Several fetal lung maturity tests have been developed since the 1970's but only a few are still in use today:

  • AmnioStat-FLM
    • This test looks for the presence of a lung surfactant called phosphatidylglycerol (usually just called PG).
    • This is an agglutination  test that uses antibodies to detect PG in amniotic fluid.  If PG is present then visible agglutinates (clumps of particles) can be seen and the fetal lungs are considered mature.
  • Lamellar Body Count
    • In certain cells of the lungs, surfactants are packaged into granules called lamellar bodies and secreted from the cells into the alveoli.  This test actually counts the number of lamellar bodies in amniotic fluid.
    • The higher the lamellar body count, the more likely it is that the fetal lungs are mature.
  • Lecithin/Sphingomyelin Ratio
    • This was the first test of fetal lung maturity ever developed and is more commonly known as the L/S ratio.  It's a measure of the ratio of two lung surfactants, lecithin and sphingomyeli, that's determined using a technique known as thin-layer chromatography.

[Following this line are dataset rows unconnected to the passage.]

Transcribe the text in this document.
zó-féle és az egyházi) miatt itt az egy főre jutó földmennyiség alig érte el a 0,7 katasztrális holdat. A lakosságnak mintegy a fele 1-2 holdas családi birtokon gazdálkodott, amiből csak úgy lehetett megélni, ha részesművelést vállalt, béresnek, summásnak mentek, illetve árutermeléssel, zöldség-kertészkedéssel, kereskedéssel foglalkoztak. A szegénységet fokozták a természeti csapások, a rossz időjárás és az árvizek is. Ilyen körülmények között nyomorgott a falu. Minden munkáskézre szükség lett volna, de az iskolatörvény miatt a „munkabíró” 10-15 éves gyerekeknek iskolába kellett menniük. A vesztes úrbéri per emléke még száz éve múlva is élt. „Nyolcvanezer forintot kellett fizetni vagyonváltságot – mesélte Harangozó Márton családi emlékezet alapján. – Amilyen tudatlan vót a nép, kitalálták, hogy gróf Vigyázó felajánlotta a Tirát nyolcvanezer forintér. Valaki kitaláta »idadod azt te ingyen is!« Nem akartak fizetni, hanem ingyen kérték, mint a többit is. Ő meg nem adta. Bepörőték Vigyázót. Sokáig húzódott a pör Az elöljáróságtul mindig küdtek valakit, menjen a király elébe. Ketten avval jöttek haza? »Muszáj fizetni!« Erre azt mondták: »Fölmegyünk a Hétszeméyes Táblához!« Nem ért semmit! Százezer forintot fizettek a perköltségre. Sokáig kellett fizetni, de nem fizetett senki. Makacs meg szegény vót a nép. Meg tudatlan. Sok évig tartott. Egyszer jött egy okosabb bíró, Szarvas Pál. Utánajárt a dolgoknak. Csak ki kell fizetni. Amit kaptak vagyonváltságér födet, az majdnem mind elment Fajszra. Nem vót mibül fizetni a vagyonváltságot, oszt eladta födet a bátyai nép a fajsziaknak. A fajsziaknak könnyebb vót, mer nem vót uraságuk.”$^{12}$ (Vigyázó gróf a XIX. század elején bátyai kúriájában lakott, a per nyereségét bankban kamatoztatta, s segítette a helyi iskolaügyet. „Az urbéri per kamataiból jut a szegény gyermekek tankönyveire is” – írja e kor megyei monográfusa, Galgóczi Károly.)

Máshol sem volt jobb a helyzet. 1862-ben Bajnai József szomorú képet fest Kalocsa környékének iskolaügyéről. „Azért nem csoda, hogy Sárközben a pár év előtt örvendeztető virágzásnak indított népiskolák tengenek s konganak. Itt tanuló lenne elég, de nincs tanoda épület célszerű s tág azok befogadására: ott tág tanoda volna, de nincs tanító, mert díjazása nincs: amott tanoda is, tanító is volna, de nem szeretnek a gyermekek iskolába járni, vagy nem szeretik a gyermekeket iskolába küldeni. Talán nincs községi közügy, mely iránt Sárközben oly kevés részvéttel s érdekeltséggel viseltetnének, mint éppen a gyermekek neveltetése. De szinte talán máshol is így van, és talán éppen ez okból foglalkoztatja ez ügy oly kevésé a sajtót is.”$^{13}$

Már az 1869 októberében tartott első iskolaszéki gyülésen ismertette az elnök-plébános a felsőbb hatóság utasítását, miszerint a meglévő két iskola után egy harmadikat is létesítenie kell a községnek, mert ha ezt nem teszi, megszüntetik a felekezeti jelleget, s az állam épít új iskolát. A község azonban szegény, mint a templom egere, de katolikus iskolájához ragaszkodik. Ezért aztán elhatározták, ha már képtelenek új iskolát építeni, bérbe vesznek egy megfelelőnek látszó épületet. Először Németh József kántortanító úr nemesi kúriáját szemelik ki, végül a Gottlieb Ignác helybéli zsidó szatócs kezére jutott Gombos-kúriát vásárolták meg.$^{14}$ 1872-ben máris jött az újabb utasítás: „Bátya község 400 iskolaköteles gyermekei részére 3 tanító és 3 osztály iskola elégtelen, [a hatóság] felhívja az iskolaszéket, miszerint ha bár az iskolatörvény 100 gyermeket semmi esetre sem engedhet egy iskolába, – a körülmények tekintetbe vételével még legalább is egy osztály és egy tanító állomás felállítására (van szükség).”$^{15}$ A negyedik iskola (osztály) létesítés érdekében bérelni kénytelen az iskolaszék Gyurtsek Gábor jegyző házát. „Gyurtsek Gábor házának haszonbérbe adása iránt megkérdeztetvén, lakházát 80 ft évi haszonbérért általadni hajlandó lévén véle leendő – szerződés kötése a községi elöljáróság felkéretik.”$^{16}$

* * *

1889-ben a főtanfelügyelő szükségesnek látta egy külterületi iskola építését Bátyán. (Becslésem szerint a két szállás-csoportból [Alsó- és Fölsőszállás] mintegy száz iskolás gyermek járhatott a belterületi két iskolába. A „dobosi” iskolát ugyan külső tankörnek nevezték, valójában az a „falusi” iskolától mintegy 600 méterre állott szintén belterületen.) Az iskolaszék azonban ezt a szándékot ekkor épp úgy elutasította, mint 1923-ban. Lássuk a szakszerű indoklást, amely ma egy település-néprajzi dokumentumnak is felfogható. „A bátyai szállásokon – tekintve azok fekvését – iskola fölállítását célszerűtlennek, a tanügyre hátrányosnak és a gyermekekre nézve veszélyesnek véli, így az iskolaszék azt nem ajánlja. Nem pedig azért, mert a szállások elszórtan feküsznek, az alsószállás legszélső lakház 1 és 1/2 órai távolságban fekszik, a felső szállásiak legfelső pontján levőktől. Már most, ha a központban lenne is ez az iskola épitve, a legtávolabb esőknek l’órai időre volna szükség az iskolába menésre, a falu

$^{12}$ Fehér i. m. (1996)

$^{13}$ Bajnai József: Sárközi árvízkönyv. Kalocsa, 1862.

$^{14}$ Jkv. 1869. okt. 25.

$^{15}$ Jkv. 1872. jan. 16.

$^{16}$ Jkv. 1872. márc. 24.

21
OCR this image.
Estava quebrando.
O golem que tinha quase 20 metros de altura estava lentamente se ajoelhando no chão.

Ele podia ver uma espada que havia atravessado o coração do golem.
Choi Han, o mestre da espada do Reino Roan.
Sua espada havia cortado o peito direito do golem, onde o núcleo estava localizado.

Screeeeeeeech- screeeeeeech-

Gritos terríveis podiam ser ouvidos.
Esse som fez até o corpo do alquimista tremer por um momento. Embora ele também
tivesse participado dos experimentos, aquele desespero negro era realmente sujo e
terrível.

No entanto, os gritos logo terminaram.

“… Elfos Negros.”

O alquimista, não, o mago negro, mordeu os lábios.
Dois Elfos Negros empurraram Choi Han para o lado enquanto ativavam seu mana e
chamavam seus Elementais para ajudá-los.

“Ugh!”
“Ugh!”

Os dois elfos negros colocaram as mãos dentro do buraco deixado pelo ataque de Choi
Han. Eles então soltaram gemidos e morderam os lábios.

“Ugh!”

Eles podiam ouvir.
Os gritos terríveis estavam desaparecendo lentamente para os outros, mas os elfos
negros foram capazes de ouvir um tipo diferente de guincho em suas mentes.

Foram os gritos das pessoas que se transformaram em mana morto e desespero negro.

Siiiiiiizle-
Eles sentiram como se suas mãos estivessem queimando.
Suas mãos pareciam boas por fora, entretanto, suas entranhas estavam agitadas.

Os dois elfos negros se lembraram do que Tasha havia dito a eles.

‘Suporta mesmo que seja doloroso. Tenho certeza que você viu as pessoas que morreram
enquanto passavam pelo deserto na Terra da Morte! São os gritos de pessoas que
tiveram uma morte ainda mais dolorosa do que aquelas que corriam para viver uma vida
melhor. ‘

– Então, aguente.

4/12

    • Lecithin is the most important lung surfactant and provides the greatest surface tension-lowering properties of all the surfactants.  It increases dramatically in the last few weeks of pregnancy.  Sphingomyelin is a minor lung surfactant and that amount of it in the lungs stays about the same throughout pregnancy so it serves as a good baseline against which the increasing amount of lecithin can be compared.  A ratio that is 2.5 or greater is usually used to indicate lung maturity.
    • Many doctors consider this to be the "best" fetal lung maturity test but that is not true.
  • TDx FLM II
    • This test measures the ratio of surfactant to albumin and so is sometimes called the S/A ratio.
    • The test relies on a technique known as fluorescence polarization and is the most widely used fetal lung maturity test; unfortunately it will no longer be available to clinical labs at the end of this year because the manufacturer has decided to stop making it.
    • The effect that the loss of this test will have on patients, doctors, and labs remains to be seen!

There a whole lot more to say about fetal lung maturity tests but those will have to wait for future posts.